Anyway, the point is, when my friend Ben was ill last summer and when Jon's dad was dying this past spring, I didn't pray for bodily healing because I don't think that's the kind of thing God does, biblical miracles notwithstanding. I did pray for both of them - for them to find peace, mostly, and comfort, and love. And I prayed to whoever I thought was around when I felt moved to pray. The Amidah, a central prayer in the Jewish tradition during which worshippers engage in a private conversation with God while surrounded by their fellow congregants, became an intimate space in which I could lose myself in words dedicated to Him. When my mom and I went to the Franciscan Monastery in NE DC back in April, I wrote a prayer to the Virgin in the notebook on the altar in her tomb, invoking Jon's Catholic grandmother who, I'm sure, is talking Mary's ear off in heaven. I've been to evensong at Washington National Cathedral more in the last year than I had in the twelve years combined after graduating from the choir there, and I've found new meaning in the collect for aid:
Lighten our darkness, we beseech thee, O Lord;
and by thy great mercy defend us
from all perils and dangers of this night,
for the love of thy only Son, our Savior, Jesus Christ.
That prayer is for the community and, to be honest, mostly I prayed for the rest of us. I prayed for myself and I prayed for Jon and I prayed for his mother and his sister and his aunt and for his whole family and for Ben's family and friends, too. I prayed that we'd find peace. I prayed that we'd find comfort. I prayed that we'd find love. I prayed that we'd find them in each other, that we'd find God in each other as we grieved.

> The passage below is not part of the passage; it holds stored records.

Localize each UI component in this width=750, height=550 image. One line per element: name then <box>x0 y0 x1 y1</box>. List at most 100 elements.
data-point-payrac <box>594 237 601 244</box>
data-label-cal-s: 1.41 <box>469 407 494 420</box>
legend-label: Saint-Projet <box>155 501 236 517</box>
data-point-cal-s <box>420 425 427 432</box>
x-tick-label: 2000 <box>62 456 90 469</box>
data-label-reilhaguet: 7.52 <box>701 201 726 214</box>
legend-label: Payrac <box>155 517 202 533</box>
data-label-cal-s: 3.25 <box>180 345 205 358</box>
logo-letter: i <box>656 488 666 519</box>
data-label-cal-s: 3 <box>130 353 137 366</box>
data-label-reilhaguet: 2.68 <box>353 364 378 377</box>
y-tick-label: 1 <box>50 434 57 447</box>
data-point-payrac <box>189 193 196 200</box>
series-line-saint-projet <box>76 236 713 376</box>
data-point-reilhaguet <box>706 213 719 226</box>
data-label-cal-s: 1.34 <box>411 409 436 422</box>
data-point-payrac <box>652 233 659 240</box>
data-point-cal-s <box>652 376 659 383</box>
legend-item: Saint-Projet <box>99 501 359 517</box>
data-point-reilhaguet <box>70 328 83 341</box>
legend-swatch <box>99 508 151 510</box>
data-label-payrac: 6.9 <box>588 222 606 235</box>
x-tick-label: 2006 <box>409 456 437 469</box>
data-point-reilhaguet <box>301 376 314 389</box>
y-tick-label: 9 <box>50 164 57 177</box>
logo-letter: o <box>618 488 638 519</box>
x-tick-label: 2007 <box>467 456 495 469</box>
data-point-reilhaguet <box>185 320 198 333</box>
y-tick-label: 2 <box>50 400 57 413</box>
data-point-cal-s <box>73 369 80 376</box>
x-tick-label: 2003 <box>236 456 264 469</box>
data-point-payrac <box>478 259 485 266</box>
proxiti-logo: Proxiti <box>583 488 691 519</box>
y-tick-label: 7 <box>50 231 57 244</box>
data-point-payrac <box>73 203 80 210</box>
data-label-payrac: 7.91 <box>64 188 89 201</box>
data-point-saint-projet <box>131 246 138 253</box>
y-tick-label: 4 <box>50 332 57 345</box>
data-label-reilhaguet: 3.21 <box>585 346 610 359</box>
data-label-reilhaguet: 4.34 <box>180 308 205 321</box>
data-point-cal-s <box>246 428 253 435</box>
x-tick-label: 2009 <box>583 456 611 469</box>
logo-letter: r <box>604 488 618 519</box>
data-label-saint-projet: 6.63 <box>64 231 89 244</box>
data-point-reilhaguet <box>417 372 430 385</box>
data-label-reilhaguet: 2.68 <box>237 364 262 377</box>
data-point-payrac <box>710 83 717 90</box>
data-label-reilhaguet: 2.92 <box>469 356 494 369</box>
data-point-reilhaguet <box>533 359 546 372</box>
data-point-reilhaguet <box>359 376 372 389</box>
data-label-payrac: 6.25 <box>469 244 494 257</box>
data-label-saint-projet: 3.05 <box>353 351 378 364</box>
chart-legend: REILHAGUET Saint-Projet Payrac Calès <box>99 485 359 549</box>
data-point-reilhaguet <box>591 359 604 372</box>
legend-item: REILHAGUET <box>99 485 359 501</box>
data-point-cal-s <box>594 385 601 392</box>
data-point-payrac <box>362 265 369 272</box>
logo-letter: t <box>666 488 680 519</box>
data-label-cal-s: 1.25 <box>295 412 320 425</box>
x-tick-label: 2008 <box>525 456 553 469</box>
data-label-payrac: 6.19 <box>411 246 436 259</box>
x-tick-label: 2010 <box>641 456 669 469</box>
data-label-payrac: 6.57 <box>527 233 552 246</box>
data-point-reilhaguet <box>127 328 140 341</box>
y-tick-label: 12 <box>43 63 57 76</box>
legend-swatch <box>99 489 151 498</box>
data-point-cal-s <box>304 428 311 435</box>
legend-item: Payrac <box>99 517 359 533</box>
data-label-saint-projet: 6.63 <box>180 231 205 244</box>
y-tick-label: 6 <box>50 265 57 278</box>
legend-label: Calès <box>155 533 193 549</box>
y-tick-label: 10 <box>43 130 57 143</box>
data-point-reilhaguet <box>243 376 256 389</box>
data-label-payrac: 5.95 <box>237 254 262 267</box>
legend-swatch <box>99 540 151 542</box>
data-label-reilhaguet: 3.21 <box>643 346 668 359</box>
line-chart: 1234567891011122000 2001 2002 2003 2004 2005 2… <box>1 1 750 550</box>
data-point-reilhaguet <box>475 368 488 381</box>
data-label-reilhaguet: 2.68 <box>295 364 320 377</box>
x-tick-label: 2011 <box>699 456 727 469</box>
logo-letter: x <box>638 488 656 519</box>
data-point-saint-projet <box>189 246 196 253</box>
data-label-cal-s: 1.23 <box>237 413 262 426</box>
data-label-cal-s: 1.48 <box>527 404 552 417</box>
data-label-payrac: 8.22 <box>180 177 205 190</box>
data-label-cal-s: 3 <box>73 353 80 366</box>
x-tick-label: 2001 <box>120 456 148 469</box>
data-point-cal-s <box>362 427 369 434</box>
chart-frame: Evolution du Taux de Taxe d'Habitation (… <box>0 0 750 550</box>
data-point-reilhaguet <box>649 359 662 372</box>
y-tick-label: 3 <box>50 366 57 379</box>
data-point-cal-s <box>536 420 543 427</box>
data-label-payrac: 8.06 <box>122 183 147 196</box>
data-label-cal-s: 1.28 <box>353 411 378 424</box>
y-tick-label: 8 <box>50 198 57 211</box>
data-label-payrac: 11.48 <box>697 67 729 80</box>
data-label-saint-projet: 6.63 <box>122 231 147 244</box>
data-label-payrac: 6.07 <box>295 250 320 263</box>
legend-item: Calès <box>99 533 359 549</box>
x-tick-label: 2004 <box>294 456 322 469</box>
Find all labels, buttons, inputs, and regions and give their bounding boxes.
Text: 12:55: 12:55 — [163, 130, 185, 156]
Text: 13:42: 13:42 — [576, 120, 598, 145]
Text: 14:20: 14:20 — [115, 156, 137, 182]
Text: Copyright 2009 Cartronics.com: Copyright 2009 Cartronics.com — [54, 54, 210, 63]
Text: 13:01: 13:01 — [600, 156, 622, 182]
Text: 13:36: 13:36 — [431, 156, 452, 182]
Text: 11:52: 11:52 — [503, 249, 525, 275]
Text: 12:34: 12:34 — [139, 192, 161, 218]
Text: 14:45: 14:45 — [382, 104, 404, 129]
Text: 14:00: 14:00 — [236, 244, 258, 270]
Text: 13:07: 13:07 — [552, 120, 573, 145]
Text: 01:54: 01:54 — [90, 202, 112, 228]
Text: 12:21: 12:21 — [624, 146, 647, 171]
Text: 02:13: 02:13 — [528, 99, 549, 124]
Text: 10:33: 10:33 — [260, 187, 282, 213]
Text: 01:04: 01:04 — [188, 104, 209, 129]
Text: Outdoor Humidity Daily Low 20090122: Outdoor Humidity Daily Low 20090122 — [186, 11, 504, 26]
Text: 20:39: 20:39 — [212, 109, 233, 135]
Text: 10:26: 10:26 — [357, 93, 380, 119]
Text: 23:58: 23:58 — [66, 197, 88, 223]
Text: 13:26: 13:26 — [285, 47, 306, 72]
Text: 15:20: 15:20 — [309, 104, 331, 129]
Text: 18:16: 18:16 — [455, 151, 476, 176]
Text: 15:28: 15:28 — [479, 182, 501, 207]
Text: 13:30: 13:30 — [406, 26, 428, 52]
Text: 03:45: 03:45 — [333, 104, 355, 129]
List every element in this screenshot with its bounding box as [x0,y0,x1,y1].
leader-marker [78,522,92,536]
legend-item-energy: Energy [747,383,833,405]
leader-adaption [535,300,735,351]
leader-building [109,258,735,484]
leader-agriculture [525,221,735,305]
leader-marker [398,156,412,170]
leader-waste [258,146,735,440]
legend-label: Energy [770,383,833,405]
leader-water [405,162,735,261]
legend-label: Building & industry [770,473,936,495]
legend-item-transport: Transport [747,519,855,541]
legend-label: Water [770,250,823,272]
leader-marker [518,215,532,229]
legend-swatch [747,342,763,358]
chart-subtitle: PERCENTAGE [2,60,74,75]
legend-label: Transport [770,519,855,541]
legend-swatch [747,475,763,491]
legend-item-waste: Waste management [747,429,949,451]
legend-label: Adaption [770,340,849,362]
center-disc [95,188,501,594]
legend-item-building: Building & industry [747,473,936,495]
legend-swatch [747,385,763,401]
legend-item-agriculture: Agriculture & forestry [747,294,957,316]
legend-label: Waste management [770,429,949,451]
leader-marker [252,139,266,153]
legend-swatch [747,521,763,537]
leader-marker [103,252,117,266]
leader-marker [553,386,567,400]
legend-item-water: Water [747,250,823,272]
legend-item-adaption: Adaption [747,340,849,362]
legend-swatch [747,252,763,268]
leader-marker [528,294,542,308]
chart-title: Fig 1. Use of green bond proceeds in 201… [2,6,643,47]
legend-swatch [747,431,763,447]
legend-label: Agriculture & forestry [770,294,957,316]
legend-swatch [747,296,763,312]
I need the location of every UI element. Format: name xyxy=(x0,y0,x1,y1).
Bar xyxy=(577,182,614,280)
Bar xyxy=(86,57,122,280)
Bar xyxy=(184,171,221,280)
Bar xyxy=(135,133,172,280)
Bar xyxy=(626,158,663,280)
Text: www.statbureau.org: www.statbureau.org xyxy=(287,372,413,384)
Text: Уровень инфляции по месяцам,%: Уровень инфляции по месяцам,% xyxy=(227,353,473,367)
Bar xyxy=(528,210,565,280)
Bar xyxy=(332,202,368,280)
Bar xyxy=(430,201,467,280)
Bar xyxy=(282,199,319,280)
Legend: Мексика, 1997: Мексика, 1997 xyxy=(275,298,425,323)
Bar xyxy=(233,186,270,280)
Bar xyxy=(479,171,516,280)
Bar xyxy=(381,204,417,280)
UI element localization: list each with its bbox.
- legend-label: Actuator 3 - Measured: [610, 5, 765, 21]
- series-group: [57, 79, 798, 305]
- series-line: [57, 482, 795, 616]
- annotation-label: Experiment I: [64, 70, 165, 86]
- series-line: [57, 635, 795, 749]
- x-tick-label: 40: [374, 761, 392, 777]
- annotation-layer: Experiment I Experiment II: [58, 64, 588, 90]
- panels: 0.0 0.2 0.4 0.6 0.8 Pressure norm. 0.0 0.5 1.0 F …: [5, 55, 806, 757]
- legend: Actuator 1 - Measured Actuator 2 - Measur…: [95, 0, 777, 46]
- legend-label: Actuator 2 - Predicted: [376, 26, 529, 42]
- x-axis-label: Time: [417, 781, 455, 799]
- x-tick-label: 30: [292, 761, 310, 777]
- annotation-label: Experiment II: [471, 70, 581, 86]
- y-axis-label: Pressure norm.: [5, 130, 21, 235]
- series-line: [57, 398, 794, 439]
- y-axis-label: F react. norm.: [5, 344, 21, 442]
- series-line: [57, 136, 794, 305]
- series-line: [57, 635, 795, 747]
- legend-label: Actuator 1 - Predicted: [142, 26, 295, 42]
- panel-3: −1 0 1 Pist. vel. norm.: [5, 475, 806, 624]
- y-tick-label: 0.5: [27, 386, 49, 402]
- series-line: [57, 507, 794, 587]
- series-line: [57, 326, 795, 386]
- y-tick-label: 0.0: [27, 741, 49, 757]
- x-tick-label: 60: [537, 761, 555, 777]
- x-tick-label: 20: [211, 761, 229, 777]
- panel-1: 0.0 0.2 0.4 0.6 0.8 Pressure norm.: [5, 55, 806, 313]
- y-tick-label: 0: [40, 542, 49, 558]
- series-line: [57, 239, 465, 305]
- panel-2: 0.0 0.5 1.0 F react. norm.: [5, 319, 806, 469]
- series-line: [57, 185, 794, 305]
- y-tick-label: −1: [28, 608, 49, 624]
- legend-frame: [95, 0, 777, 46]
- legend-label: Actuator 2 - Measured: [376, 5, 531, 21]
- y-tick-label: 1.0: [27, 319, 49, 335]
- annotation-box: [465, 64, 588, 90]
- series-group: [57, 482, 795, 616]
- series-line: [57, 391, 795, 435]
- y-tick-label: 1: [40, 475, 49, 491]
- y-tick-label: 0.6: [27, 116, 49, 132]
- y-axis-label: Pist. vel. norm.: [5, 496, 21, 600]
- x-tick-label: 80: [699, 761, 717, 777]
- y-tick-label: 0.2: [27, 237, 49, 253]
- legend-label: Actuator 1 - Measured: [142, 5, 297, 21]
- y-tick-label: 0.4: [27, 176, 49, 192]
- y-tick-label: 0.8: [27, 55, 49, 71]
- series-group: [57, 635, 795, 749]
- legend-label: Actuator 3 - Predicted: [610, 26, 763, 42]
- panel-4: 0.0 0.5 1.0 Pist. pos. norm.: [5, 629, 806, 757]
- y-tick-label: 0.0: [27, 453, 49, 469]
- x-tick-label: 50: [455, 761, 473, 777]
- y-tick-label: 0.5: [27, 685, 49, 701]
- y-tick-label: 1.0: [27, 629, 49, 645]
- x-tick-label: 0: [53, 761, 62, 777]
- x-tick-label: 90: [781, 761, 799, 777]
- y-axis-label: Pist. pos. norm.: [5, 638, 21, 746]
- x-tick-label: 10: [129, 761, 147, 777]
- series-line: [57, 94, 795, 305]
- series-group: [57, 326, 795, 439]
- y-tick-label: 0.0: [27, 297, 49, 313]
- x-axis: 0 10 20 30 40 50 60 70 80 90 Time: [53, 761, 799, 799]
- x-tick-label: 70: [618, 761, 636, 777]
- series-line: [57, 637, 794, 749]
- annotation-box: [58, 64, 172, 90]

In Judaism, the Kaddish is recited at every service, and those in mourning stand and lead the congregation in responsorial prayer.  If you're mourning a parent, you're obliged to recite the mourner's kaddish for eleven months following the death and then annually on the anniversary of the death. Jon comes to services at Sixth & I with me occasionally but he doesn't participate, so I recite the Kaddish for both of us. It ends like this:




May He who makes peace in His heights,
may He make peace upon us and upon all Israel.
Now say: amen.
Last night, I went to the cathedral to hear the DuruflĂ© Requiem sung by the Choir of Men and Girls for the All Souls service. I was reading through the text in the leaflet and it reminded me of what my rabbi had said about the structure of the amidah, which contains three types of prayers. There's praising God, asking Him for things, and reminding Him of what he's promised us - you can see all of them in this one section:
Heal us, O Lord, and we will be healed; help us and we will be saved; for You are our praise. Grant complete cure and healing to all our wounds; for You, Almighty King, are a faithful and merciful healer. Blessed are You, Lord, who heals the sick of His people Israel.
I think the idea of the last part, the reminding, is fascinating. Who are we to remind God of anything? Doesn't he know it all already? Shouldn't we trust that he's on top of it? But, in liturgy, it seems to overlap often with both the praising and the asking; "You, Almighty King, are a faithful and merciful healer," for example, covers all three bases in just one sentence. And when you say the same words over and over again, the parts where you're beseeching God can be hard to discern from the parts where you're recalling the covenant He made with us. For instance, in the Agnus Dei, the choir sings,

Agnus Dei, qui tollis peccata mundi, dona eis requiem.
Lamb of God, who takes away the sins of the world, grant them rest.

Are we asking or reminding there? I think it's both at the same time. And I think that's what I've found most comforting about prayer over the last year. I think that, when praying, we both ask and remind not only God but also (and possibly more importantly) ourselves about our needs and what we can do to fulfill them and, hopefully, ultimately, we find peace and comfort and love in the answers that are born within us as we pray. For me, prayer removes the fallacy of active divine intervention and turns the responsibility back on me to ground myself in a more subtle relationship with God, one in which he trusts me - us - to find Him in my - His - community.